Know Your School of Athens Gods: Apollo

7:00 AM

Domeninchino, The Judgement of Midas, 1918

Apollo the sun archer. Many stories have been written about him: his birth, the slaying of Python, Hermes stealing Apollo's sacred cows. But today I am going to recount the story of the competition between Apollo and Pan.

One day in Ancient Greece, Apollo and Pan were arguing who was the better musician. Apollo, being the God of music, said that he was superior due to his lyre. Pan argued that his pipes were musically better.

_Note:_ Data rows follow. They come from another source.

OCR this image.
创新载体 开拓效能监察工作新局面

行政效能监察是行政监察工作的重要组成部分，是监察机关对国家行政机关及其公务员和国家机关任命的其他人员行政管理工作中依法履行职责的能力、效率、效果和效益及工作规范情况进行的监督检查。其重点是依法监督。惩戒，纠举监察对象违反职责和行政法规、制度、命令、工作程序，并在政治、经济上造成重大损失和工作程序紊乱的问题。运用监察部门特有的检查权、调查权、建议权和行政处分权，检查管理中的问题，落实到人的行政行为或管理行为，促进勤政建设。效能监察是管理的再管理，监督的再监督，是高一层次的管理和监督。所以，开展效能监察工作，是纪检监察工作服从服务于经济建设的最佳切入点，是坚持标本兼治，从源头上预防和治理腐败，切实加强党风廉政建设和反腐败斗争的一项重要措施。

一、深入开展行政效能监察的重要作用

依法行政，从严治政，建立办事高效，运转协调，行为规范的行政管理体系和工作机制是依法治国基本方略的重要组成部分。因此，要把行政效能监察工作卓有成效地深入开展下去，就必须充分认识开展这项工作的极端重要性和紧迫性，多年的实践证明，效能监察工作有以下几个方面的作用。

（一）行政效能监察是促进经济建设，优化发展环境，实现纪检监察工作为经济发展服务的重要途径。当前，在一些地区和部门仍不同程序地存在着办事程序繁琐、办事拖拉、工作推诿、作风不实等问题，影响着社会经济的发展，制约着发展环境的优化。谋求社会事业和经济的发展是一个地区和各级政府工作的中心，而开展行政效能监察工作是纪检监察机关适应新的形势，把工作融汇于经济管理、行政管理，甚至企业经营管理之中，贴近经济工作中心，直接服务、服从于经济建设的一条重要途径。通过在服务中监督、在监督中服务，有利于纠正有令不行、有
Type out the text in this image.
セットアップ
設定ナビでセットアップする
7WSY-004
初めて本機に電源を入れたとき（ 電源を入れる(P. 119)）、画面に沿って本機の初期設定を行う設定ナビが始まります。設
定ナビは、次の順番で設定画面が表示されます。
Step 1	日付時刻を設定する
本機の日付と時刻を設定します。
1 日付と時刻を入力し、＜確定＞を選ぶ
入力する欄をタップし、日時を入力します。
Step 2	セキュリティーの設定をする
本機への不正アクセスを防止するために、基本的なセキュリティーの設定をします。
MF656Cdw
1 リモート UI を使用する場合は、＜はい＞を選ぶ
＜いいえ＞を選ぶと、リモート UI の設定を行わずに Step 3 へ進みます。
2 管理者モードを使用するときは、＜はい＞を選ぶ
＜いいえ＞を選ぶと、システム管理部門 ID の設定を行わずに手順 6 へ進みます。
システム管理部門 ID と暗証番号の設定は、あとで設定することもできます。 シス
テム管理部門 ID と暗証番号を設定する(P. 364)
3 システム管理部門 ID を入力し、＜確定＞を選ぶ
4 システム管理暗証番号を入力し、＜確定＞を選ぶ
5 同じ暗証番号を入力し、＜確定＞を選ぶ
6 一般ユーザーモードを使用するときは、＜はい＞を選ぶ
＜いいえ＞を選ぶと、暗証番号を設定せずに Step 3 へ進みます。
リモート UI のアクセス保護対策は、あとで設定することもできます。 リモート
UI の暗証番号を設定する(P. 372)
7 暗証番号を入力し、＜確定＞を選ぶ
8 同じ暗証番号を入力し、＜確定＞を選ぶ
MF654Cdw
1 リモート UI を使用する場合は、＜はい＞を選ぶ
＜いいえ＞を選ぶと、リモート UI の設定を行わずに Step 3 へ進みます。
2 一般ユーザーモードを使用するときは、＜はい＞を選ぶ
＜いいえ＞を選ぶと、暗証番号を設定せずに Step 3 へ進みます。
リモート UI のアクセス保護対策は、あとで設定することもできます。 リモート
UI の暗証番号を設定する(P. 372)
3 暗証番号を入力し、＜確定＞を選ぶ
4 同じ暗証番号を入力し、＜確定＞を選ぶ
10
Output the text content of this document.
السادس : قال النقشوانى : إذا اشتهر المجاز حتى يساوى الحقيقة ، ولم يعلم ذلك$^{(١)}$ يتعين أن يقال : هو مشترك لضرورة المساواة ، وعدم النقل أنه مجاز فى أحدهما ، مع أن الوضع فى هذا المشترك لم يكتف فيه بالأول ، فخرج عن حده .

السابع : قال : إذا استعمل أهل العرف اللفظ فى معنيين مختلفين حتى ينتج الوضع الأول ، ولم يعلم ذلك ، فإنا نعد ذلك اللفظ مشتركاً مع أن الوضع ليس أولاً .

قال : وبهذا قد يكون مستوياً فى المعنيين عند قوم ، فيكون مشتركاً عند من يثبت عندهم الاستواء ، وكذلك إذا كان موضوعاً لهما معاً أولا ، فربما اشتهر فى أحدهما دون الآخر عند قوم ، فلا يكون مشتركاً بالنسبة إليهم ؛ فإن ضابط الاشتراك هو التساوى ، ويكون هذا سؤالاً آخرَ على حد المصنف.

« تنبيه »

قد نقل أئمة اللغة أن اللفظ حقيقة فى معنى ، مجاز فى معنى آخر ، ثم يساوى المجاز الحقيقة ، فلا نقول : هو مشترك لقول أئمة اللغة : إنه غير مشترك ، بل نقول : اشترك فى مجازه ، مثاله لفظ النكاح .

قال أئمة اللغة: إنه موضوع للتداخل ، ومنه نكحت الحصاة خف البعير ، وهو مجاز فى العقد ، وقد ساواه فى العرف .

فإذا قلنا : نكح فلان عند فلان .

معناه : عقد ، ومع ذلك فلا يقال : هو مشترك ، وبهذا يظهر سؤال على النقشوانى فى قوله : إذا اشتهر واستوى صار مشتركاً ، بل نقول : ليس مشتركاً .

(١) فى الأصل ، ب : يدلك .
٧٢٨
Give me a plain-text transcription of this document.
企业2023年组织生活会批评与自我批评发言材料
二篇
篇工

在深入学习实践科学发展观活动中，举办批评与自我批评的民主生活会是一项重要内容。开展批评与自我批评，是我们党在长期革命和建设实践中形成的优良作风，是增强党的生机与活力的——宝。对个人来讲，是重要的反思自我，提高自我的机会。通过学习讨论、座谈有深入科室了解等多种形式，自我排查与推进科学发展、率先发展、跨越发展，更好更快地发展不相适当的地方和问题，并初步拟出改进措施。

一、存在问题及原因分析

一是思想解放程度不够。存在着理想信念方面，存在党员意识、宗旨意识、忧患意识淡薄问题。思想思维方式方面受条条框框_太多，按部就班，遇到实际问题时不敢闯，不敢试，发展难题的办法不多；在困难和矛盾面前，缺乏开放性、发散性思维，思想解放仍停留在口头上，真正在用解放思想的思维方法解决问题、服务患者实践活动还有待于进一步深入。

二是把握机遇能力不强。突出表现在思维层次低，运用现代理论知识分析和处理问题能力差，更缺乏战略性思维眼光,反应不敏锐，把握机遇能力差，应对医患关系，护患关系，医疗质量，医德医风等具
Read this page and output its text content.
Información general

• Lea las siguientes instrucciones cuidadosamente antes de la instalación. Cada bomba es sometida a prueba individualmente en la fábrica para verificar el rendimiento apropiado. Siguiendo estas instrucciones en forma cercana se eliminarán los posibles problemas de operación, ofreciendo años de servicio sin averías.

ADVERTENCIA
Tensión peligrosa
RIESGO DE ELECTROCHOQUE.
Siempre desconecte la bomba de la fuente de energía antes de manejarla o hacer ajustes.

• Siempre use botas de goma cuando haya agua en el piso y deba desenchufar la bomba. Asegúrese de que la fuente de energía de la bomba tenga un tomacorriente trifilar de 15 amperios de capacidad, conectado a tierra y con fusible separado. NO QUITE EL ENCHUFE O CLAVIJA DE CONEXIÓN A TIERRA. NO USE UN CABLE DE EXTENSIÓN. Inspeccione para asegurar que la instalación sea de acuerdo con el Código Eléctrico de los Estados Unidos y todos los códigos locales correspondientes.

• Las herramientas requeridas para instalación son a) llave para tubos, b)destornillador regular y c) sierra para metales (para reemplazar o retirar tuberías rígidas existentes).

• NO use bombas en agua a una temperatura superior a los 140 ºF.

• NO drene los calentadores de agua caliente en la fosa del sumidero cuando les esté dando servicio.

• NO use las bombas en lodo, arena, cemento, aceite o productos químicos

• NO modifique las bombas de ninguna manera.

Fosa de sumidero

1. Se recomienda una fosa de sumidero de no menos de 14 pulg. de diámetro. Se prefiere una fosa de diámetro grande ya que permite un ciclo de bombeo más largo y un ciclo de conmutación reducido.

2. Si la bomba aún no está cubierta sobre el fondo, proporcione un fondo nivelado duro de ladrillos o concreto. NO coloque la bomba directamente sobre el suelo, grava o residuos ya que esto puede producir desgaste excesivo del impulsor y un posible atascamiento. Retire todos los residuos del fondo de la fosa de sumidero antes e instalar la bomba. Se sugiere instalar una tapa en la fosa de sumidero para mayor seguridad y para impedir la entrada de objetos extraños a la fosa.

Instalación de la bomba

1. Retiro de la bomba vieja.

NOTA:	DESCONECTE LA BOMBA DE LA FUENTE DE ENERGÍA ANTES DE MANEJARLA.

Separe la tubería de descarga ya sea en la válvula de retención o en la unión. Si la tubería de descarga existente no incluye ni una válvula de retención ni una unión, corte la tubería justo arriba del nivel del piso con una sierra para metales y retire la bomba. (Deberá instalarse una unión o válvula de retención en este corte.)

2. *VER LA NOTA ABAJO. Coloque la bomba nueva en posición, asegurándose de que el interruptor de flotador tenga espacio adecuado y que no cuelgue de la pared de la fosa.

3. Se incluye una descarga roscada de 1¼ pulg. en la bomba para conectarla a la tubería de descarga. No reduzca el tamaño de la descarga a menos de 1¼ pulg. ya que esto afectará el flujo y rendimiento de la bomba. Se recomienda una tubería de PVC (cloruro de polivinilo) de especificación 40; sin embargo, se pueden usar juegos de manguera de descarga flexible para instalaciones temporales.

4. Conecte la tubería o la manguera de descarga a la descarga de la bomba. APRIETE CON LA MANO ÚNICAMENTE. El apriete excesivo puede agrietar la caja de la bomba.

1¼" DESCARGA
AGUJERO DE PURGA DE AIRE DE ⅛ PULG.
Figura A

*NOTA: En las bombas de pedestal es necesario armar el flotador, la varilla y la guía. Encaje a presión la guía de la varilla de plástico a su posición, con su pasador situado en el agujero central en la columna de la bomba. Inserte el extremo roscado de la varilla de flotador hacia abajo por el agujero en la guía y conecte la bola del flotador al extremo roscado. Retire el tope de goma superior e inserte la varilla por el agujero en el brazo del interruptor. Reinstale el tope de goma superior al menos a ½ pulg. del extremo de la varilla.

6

Refusing to back down, they agreed on consulting an outside party to judge who was the better musician.  They asked the renowned king Midas to judge the contest.  

For the competition, Apollo played the most graceful tune on his lyre.  Pan played a quick and flighty tune on his pipes.  Unable to decide who was the superior musician, Midas made both of them perform again, but this time with their instruments upside down.  Pan did so and his music closely resembled that of before.  But when Apollo played his piece with his lyre upside down, the music sounded garbled and discordant.  Midas decreed Pan to be the winner.  Apollo, infuriated by this, shouted, "You have the ears of an ass to think Pan the winner" and thus Midas's ears become those of a donkey.  Midas attempted to hide them by wearing a large cap, but his ears were eventually known to all after his barber blabbed.

In The School of Athens, Raphael attempts to unite the arts and the sciences.  On the left half of the painting, a statue of Apollo resides in an alcove in the wall while Athena sits on an alcove on the right half.  Apollo, the  god of music, contrasts in essence that of Athena as she was the goddess of knowledge and therefore science. Raphael pays tribute to both gods through his depiction of them.